As we can see, Somalia, South Sudan and Mali are most likely to add more people to its population. 

## Death Rate VS Birth Rate

In this step we will identify which countries have a higher death rate than birth rate. 

In [46]:
%%sql 
SELECT name, birth_rate, death_rate
  FROM facts
 WHERE death_rate > birth_rate;

 * sqlite:///factbook.db
Done.


name,birth_rate,death_rate
Austria,9.41,9.42
Belarus,10.7,13.36
Bosnia and Herzegovina,8.87,9.75
Bulgaria,8.92,14.44
Croatia,9.45,12.18
Czech Republic,9.63,10.34
Estonia,10.51,12.4
Germany,8.47,11.42
Greece,8.66,11.09
Hungary,9.16,12.73


The table above represents countires where death rate is higher than birth rate. 

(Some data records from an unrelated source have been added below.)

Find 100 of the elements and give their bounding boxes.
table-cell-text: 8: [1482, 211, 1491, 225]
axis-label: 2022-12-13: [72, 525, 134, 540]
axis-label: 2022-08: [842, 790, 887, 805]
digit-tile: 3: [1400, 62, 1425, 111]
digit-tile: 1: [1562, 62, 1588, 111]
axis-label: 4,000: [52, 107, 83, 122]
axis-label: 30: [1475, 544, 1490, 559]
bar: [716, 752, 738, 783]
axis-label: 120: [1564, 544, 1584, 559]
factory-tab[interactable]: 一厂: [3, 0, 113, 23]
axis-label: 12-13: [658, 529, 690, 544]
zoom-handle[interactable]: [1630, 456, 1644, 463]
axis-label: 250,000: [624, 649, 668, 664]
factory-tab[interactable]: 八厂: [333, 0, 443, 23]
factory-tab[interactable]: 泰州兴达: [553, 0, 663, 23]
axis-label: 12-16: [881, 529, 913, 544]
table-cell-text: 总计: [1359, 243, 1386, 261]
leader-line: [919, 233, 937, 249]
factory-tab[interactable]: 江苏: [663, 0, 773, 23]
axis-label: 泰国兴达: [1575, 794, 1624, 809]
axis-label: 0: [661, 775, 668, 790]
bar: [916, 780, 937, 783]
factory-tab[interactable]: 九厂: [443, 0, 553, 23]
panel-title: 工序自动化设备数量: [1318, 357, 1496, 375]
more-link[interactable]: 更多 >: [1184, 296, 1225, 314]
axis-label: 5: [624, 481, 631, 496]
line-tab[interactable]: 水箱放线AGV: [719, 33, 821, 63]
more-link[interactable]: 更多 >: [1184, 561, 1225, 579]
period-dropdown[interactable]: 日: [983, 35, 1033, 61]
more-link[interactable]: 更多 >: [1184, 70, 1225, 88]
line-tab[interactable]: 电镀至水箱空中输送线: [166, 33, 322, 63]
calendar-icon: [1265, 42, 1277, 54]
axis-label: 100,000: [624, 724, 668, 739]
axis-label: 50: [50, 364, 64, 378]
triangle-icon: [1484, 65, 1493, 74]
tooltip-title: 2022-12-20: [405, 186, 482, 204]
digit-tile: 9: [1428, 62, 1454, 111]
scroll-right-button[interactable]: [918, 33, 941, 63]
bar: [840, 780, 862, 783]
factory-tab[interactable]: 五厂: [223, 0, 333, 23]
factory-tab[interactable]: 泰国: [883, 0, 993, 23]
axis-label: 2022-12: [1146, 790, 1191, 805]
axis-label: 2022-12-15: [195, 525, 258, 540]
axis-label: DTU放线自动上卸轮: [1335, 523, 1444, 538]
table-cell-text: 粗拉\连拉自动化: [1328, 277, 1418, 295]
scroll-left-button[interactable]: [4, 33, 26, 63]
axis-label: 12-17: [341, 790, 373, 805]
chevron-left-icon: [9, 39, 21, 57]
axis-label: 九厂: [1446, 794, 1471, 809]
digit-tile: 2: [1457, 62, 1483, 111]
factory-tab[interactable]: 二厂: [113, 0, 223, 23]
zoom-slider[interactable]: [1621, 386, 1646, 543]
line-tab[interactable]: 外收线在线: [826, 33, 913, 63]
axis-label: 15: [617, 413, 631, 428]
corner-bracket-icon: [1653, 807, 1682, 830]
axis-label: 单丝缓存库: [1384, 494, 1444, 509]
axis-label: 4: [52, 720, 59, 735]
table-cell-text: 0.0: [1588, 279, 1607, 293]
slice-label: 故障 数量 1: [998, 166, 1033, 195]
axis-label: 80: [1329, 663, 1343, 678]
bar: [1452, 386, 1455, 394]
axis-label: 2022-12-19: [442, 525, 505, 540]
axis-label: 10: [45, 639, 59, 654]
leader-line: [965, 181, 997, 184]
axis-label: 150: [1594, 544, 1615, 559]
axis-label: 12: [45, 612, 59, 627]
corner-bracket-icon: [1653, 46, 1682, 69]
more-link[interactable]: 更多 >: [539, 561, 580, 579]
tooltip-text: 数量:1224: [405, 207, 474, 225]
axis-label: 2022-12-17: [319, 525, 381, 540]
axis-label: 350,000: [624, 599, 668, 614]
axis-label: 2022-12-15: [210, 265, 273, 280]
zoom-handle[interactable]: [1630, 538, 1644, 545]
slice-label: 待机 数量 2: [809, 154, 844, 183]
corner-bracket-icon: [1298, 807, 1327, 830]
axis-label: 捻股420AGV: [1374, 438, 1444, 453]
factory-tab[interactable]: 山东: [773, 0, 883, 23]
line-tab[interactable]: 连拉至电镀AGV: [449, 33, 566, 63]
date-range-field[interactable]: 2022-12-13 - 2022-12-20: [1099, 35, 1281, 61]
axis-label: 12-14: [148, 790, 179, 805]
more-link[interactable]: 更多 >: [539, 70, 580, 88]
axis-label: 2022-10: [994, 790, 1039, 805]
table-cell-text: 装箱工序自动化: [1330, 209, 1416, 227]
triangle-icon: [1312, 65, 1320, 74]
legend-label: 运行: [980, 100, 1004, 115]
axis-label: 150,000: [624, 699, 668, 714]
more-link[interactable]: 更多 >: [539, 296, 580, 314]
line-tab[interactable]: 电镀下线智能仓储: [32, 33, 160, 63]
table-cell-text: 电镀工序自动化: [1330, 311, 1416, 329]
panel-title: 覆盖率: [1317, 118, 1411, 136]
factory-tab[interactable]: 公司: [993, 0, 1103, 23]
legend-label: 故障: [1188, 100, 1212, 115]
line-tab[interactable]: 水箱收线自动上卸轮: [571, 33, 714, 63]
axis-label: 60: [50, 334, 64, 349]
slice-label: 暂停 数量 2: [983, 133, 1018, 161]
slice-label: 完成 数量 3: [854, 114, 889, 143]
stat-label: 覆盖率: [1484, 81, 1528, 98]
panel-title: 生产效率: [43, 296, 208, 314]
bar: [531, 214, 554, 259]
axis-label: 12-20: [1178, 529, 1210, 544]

## Exploring Population/Area Ratio

What countries have the highest population/area ratio and how does it compare to list of densely populated counties from the previous step? Let's find out.

In [47]:
%%sql 
SELECT name, population/area AS population_area_ratio
  FROM facts 
ORDER BY population_area_ratio DESC;

 * sqlite:///factbook.db
Done.


name,population_area_ratio
Macau,21168.0
Monaco,15267.0
Singapore,8141.0
Hong Kong,6445.0
Gaza Strip,5191.0
Gibraltar,4876.0
Bahrain,1771.0
Maldives,1319.0
Malta,1310.0
Bermuda,1299.0



Countries with the highest population to area ratio are Macau, Monaco and Singapore. Whereas, countries with population higher than the average population, and the area smaller than the average area are Bangladesh, Germany, and Japan. The results  are different for obvious reasons, in the first case we compare the ratios of individual countries between each other, and in the second case, we compare each country's population and area values against the average of all countries. 

# Conclusion 

In this project, we analyzed the CIA Factbook Data containing the demographics of all countries in the world. We explored countries with highest/lowest population and population growth, found densely populated countries, calculated the water/land ratio and explored countries that have more water than land. We used SQL queries to accomplish all tasks including aggregate functions, 'group by' clause to compute summary statistics by unique value, nested subqueries and others.